Microbiology testing capacity and antimicrobial drug resistance in surgical-site infections: a post-hoc, prospective, secondary analysis of the FALCON randomised trial in seven low-income and middle-income countries

Lancet Glob Health. 2024 Sep 5:S2214-109X(24)00330-9. doi: 10.1016/S2214-109X(24)00330-9. Online ahead of print.

Abstract

Background: Surgical-site infection (SSI) is one of the most common health-care-associated infections, substantially contributing to antibiotic use. Targeted antibiotic prophylaxis to prevent SSIs and effective treatment are crucial to controlling antimicrobial resistance (AMR). This study aimed to describe the testing capacity and multidrug resistance (MDR) of SSI microorganisms in low-income and middle-income countries (LMICs).

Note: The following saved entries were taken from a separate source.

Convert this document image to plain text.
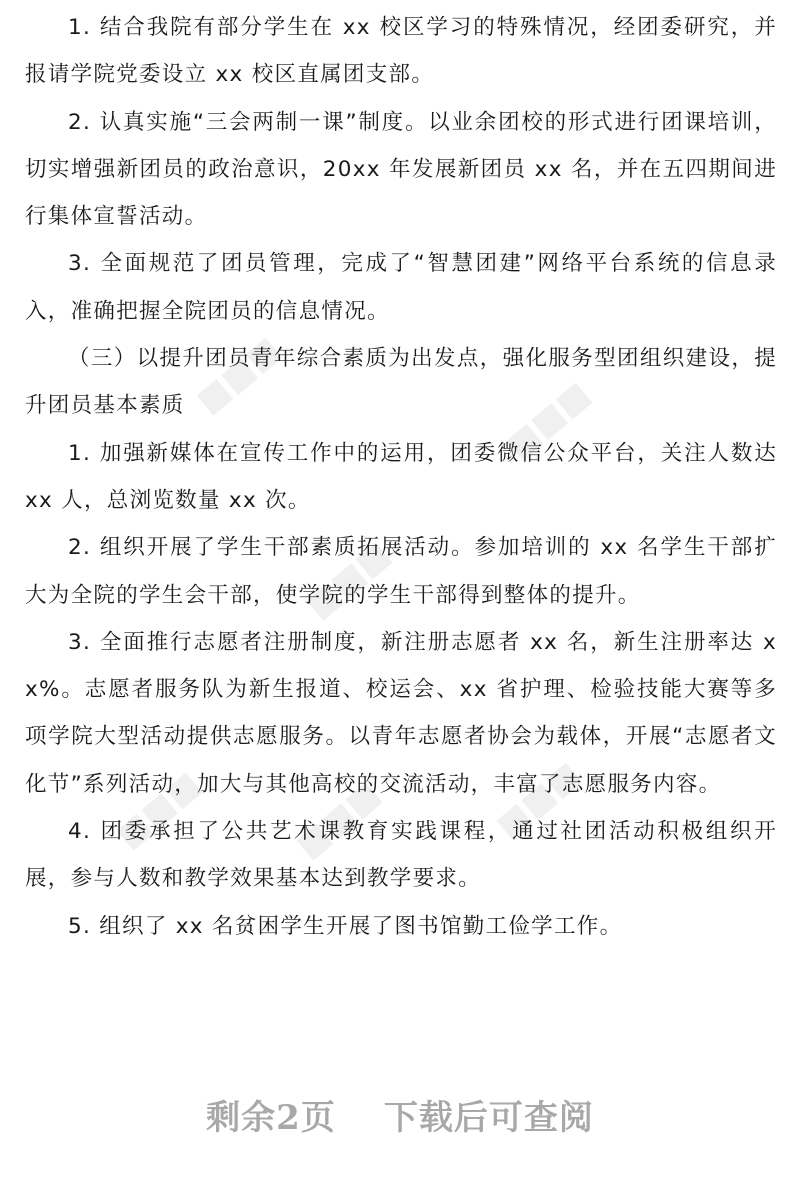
■■■	■■■
■■■
■■■ ■■■	■■■

1. 结合我院有部分学生在 xx 校区学习的特殊情况，经团委研究，并报请学院党委设立 xx 校区直属团支部。

2. 认真实施“三会两制一课”制度。以业余团校的形式进行团课培训，切实增强新团员的政治意识，20xx 年发展新团员 xx 名，并在五四期间进行集体宣誓活动。

3. 全面规范了团员管理，完成了“智慧团建”网络平台系统的信息录入，准确把握全院团员的信息情况。

（三）以提升团员青年综合素质为出发点，强化服务型团组织建设，提升团员基本素质

1. 加强新媒体在宣传工作中的运用，团委微信公众平台，关注人数达 xx 人，总浏览数量 xx 次。

2. 组织开展了学生干部素质拓展活动。参加培训的 xx 名学生干部扩大为全院的学生会干部，使学院的学生干部得到整体的提升。

3. 全面推行志愿者注册制度，新注册志愿者 xx 名，新生注册率达 xx%。志愿者服务队为新生报道、校运会、xx 省护理、检验技能大赛等多项学院大型活动提供志愿服务。以青年志愿者协会为载体，开展“志愿者文化节”系列活动，加大与其他高校的交流活动，丰富了志愿服务内容。

4. 团委承担了公共艺术课教育实践课程，通过社团活动积极组织开展，参与人数和教学效果基本达到教学要求。

5. 组织了 xx 名贫困学生开展了图书馆勤工俭学工作。

剩余2页 下载后可查阅
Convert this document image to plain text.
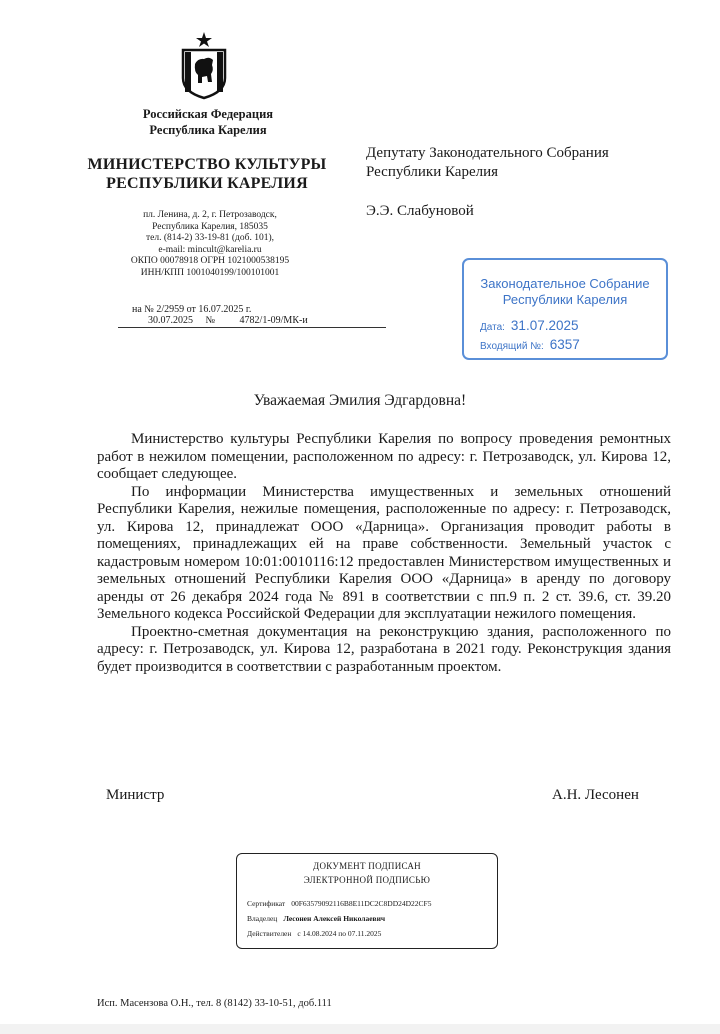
Российская Федерация
Республика Карелия
МИНИСТЕРСТВО КУЛЬТУРЫ
РЕСПУБЛИКИ КАРЕЛИЯ
пл. Ленина, д. 2, г. Петрозаводск,
Республика Карелия, 185035
тел. (814-2) 33-19-81 (доб. 101),
e-mail: mincult@karelia.ru
ОКПО 00078918 ОГРН 1021000538195
ИНН/КПП 1001040199/100101001
на № 2/2959 от 16.07.2025 г.
30.07.2025 № 4782/1-09/МК-и
Депутату Законодательного Собрания
Республики Карелия
Э.Э. Слабуновой
Законодательное Собрание
Республики Карелия
Дата: 31.07.2025
Входящий №: 6357
Уважаемая Эмилия Эдгардовна!

Министерство культуры Республики Карелия по вопросу проведения ремонтных работ в нежилом помещении, расположенном по адресу: г. Петрозаводск, ул. Кирова 12, сообщает следующее.

По информации Министерства имущественных и земельных отношений Республики Карелия, нежилые помещения, расположенные по адресу: г. Петрозаводск, ул. Кирова 12, принадлежат ООО «Дарница». Организация проводит работы в помещениях, принадлежащих ей на праве собственности. Земельный участок с кадастровым номером 10:01:0010116:12 предоставлен Министерством имущественных и земельных отношений Республики Карелия ООО «Дарница» в аренду по договору аренды от 26 декабря 2024 года № 891 в соответствии с пп.9 п. 2 ст. 39.6, ст. 39.20 Земельного кодекса Российской Федерации для эксплуатации нежилого помещения.

Проектно-сметная документация на реконструкцию здания, расположенного по адресу: г. Петрозаводск, ул. Кирова 12, разработана в 2021 году. Реконструкция здания будет производится в соответствии с разработанным проектом.

Министр	А.Н. Лесонен
ДОКУМЕНТ ПОДПИСАН
ЭЛЕКТРОННОЙ ПОДПИСЬЮ
Сертификат 00F63579092116B8E11DC2C8DD24D22CF5
Владелец Лесонен Алексей Николаевич
Действителен с 14.08.2024 по 07.11.2025
Исп. Масензова О.Н., тел. 8 (8142) 33-10-51, доб.111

Methods: This analysis included patients undergoing abdominal surgery in seven LMICs (Benin, Ghana, India, Mexico, Nigeria, Rwanda, and South Africa) as part of the FALCON randomised controlled trial. Wound swabs were collected from patients diagnosed with SSI, as per US Centers for Disease Control and Prevention (CDC) definition. Data on microorganism species and MDR, as per CDC and European Centre for Disease Prevention and Control definitions, were analysed alongside hospital-level data on local microbiological practices. An adjusted analysis was performed to identify perioperative factors associated with MDR. Testing capacity was assessed by the completion of swab testing in positively diagnosed SSIs.

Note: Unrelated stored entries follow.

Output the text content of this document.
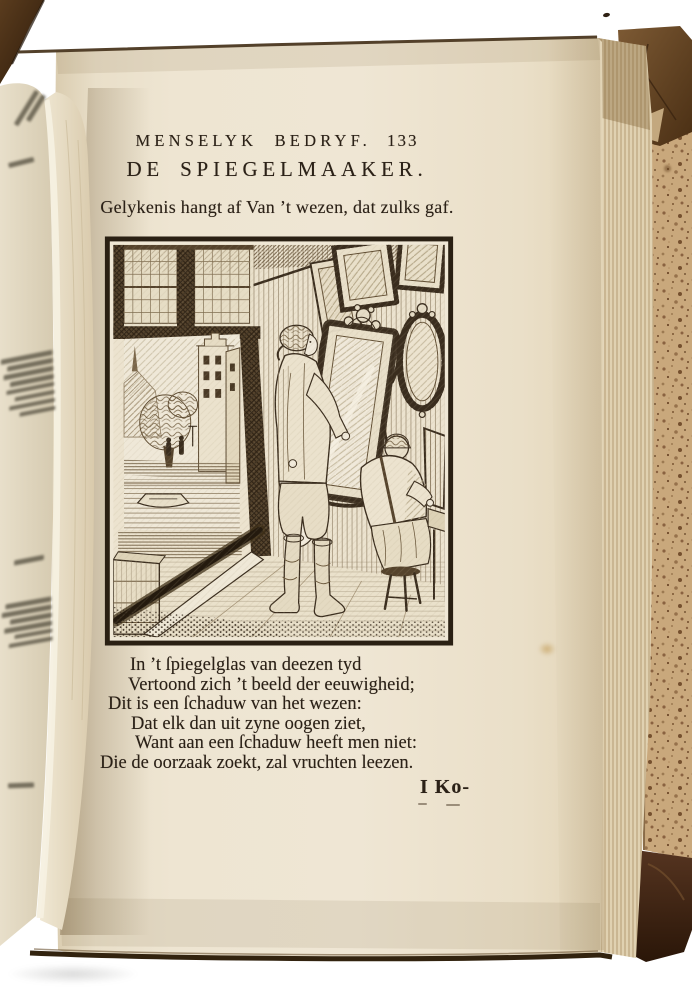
MENSELYK BEDRYF. 133
DE SPIEGELMAAKER.
Gelykenis hangt af Van ’t wezen, dat zulks gaf.
In ’t ſpiegelglas van deezen tyd
Vertoond zich ’t beeld der eeuwigheid;
Dit is een ſchaduw van het wezen:
Dat elk dan uit zyne oogen ziet,
Want aan een ſchaduw heeft men niet:
Die de oorzaak zoekt, zal vruchten leezen.
I Ko-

Findings: Between Dec 10, 2018, and Sept 7, 2020, 5788 patients were recruited to the FALCON trial. 1163 patients were diagnosed with an SSI, of whom 905 (77·8%) received prophylactic antibiotics before surgery. In patients with SSIs, 935 of 1163 (80·4%) did not have a wound swab; 195 were from hospitals not performing swabs (15 hospitals) and 740 were from hospitals with capacity but no swab performed (35 hospitals). Of 228 patients swabbed, 200 (88·5%) had microorganisms detected. Escherichia coli (89 of 200, 37·9%) was the most common microorganism and 116 of 200 (58·0%) patients were not covered by the perioperative prophylactic antibiotic. MDR was found in 102 of 147 (69·4%) patients for whom data were available to determine MDR status. Adjusted analysis found that appropriate prophylactic antibiotic coverage (adjusted odds ratio 0·43, 95% CI 0·19-0·96) and regular availability of infection control teams (0·32, 0·11-0·93) were associated with a significant reduction in MDR.

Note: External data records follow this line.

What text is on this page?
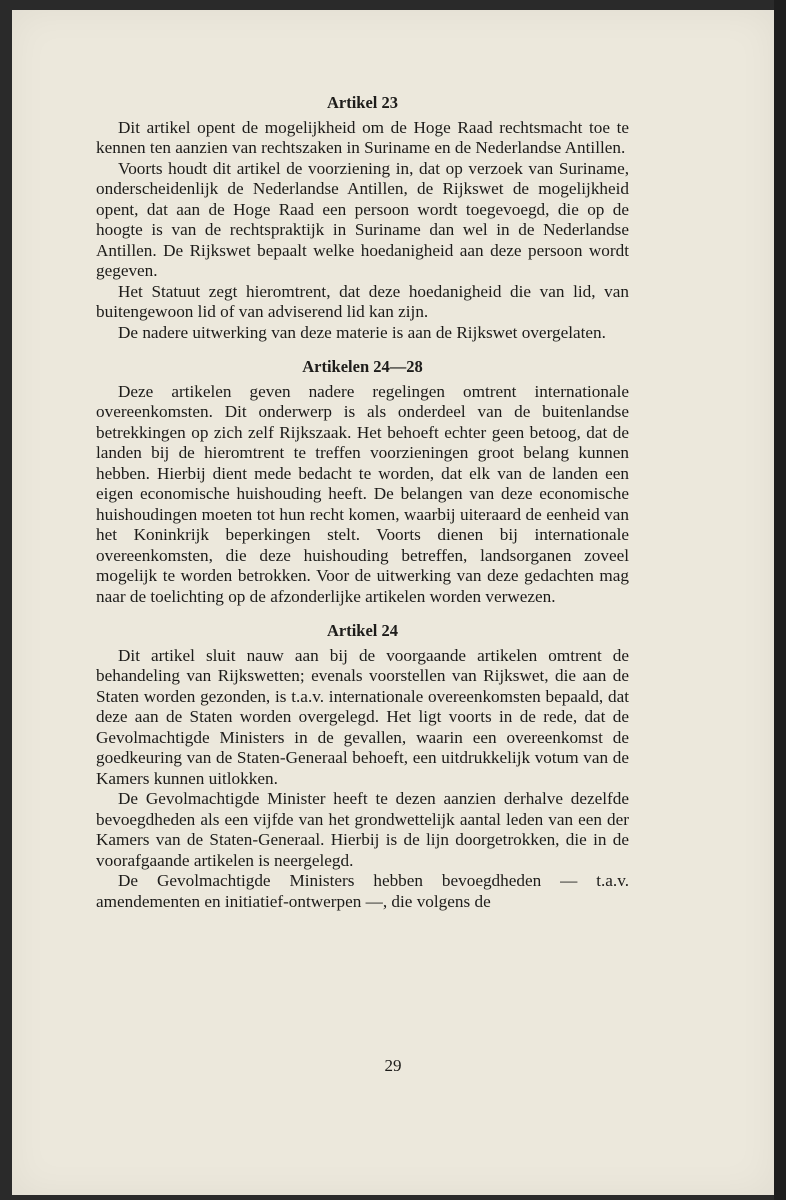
Artikel 23

Dit artikel opent de mogelijkheid om de Hoge Raad rechtsmacht toe te kennen ten aanzien van rechtszaken in Suriname en de Nederlandse Antillen.

Voorts houdt dit artikel de voorziening in, dat op verzoek van Suriname, onderscheidenlijk de Nederlandse Antillen, de Rijkswet de mogelijkheid opent, dat aan de Hoge Raad een persoon wordt toegevoegd, die op de hoogte is van de rechtspraktijk in Suriname dan wel in de Nederlandse Antillen. De Rijkswet bepaalt welke hoedanigheid aan deze persoon wordt gegeven.

Het Statuut zegt hieromtrent, dat deze hoedanigheid die van lid, van buitengewoon lid of van adviserend lid kan zijn.

De nadere uitwerking van deze materie is aan de Rijkswet overgelaten.

Artikelen 24—28

Deze artikelen geven nadere regelingen omtrent internationale overeenkomsten. Dit onderwerp is als onderdeel van de buitenlandse betrekkingen op zich zelf Rijkszaak. Het behoeft echter geen betoog, dat de landen bij de hieromtrent te treffen voorzieningen groot belang kunnen hebben. Hierbij dient mede bedacht te worden, dat elk van de landen een eigen economische huishouding heeft. De belangen van deze economische huishoudingen moeten tot hun recht komen, waarbij uiteraard de eenheid van het Koninkrijk beperkingen stelt. Voorts dienen bij internationale overeenkomsten, die deze huishouding betreffen, landsorganen zoveel mogelijk te worden betrokken. Voor de uitwerking van deze gedachten mag naar de toelichting op de afzonderlijke artikelen worden verwezen.

Artikel 24

Dit artikel sluit nauw aan bij de voorgaande artikelen omtrent de behandeling van Rijkswetten; evenals voorstellen van Rijkswet, die aan de Staten worden gezonden, is t.a.v. internationale overeenkomsten bepaald, dat deze aan de Staten worden overgelegd. Het ligt voorts in de rede, dat de Gevolmachtigde Ministers in de gevallen, waarin een overeenkomst de goedkeuring van de Staten-Generaal behoeft, een uitdrukkelijk votum van de Kamers kunnen uitlokken.

De Gevolmachtigde Minister heeft te dezen aanzien derhalve dezelfde bevoegdheden als een vijfde van het grondwettelijk aantal leden van een der Kamers van de Staten-Generaal. Hierbij is de lijn doorgetrokken, die in de voorafgaande artikelen is neergelegd.

De Gevolmachtigde Ministers hebben bevoegdheden — t.a.v. amendementen en initiatief-ontwerpen —, die volgens de

29
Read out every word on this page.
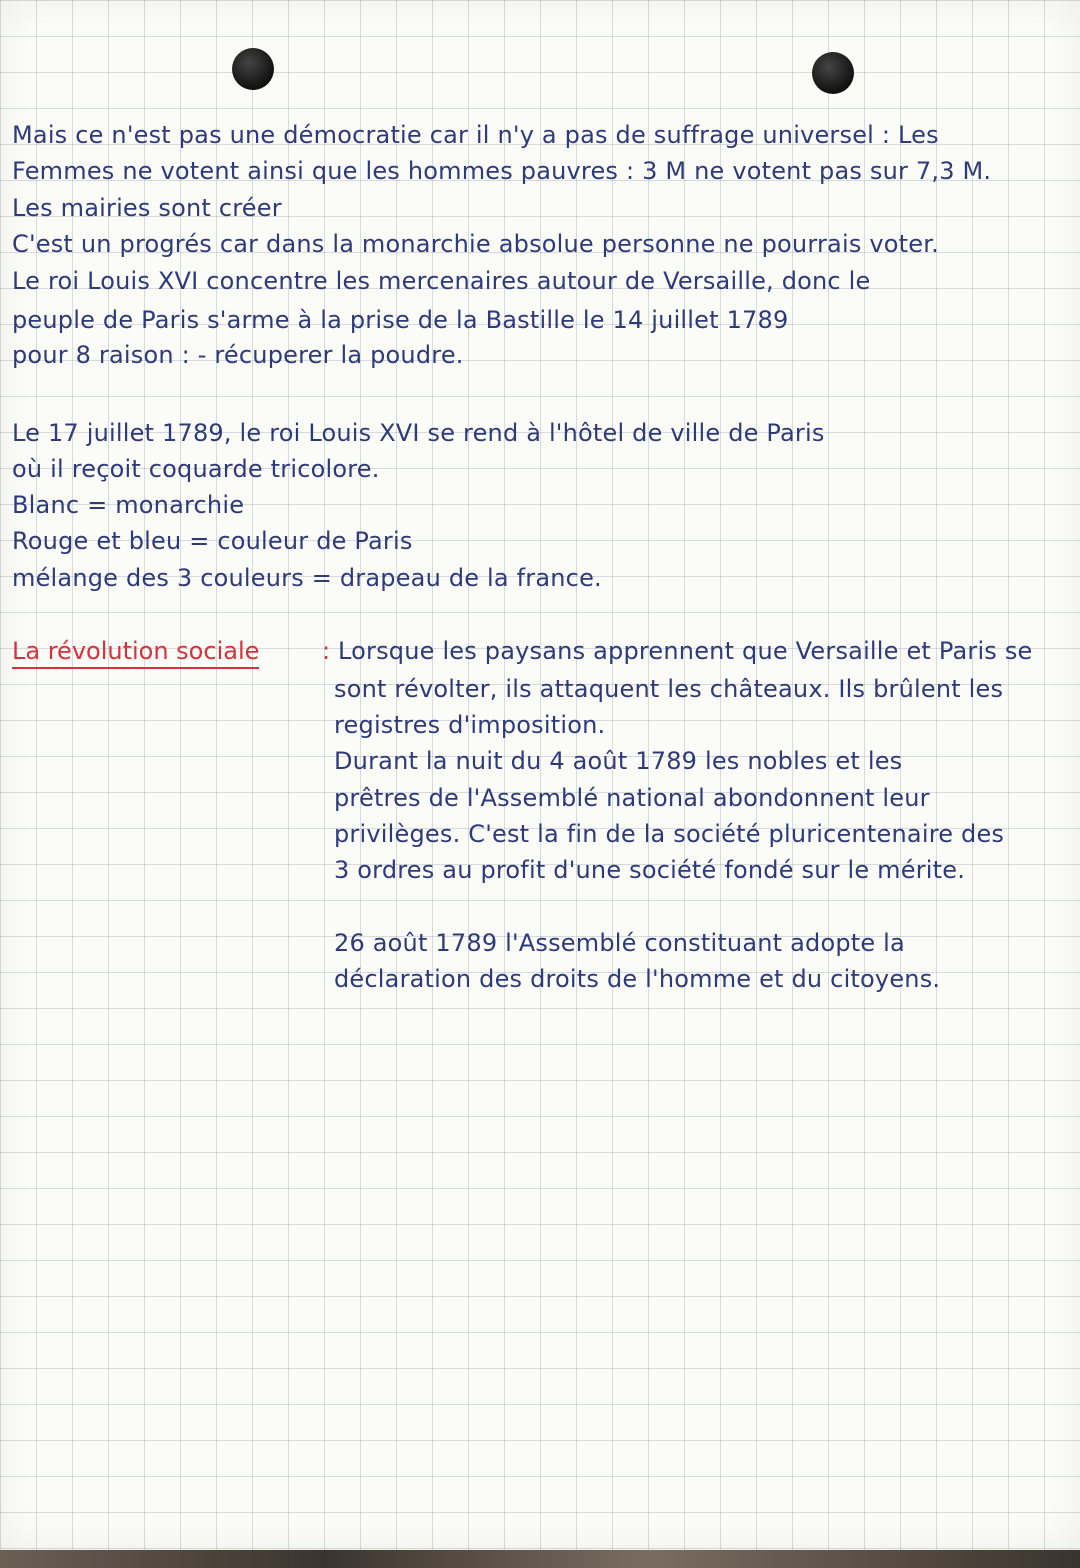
Mais ce n'est pas une démocratie car il n'y a pas de suffrage universel : Les

Femmes ne votent ainsi que les hommes pauvres : 3 M ne votent pas sur 7,3 M.

Les mairies sont créer

C'est un progrés car dans la monarchie absolue personne ne pourrais voter.

Le roi Louis XVI concentre les mercenaires autour de Versaille, donc le

peuple de Paris s'arme à la prise de la Bastille le 14 juillet 1789

pour 8 raison : - récuperer la poudre.

Le 17 juillet 1789, le roi Louis XVI se rend à l'hôtel de ville de Paris

où il reçoit coquarde tricolore.

Blanc = monarchie

Rouge et bleu = couleur de Paris

mélange des 3 couleurs = drapeau de la france.

La révolution sociale	: Lorsque les paysans apprennent que Versaille et Paris se

sont révolter, ils attaquent les châteaux. Ils brûlent les

registres d'imposition.

Durant la nuit du 4 août 1789 les nobles et les

prêtres de l'Assemblé national abondonnent leur

privilèges. C'est la fin de la société pluricentenaire des

3 ordres au profit d'une société fondé sur le mérite.

26 août 1789 l'Assemblé constituant adopte la

déclaration des droits de l'homme et du citoyens.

Interpretation: Targeted perioperative antibiotic prophylaxis during contaminated abdominal surgery is insufficient in LMICs, with very few SSI organisms undergoing formal diagnosis. Expansion of testing capacity, development of local guidelines, and implementation of infection control teams could support the prevention of SSI through directed antibiotic prophylaxis, subsequently reducing the burden of MDR.

Funding: National Institute for Health and Care Research.

Translations: For the French and Spanish translations of the abstract see Supplementary Materials section.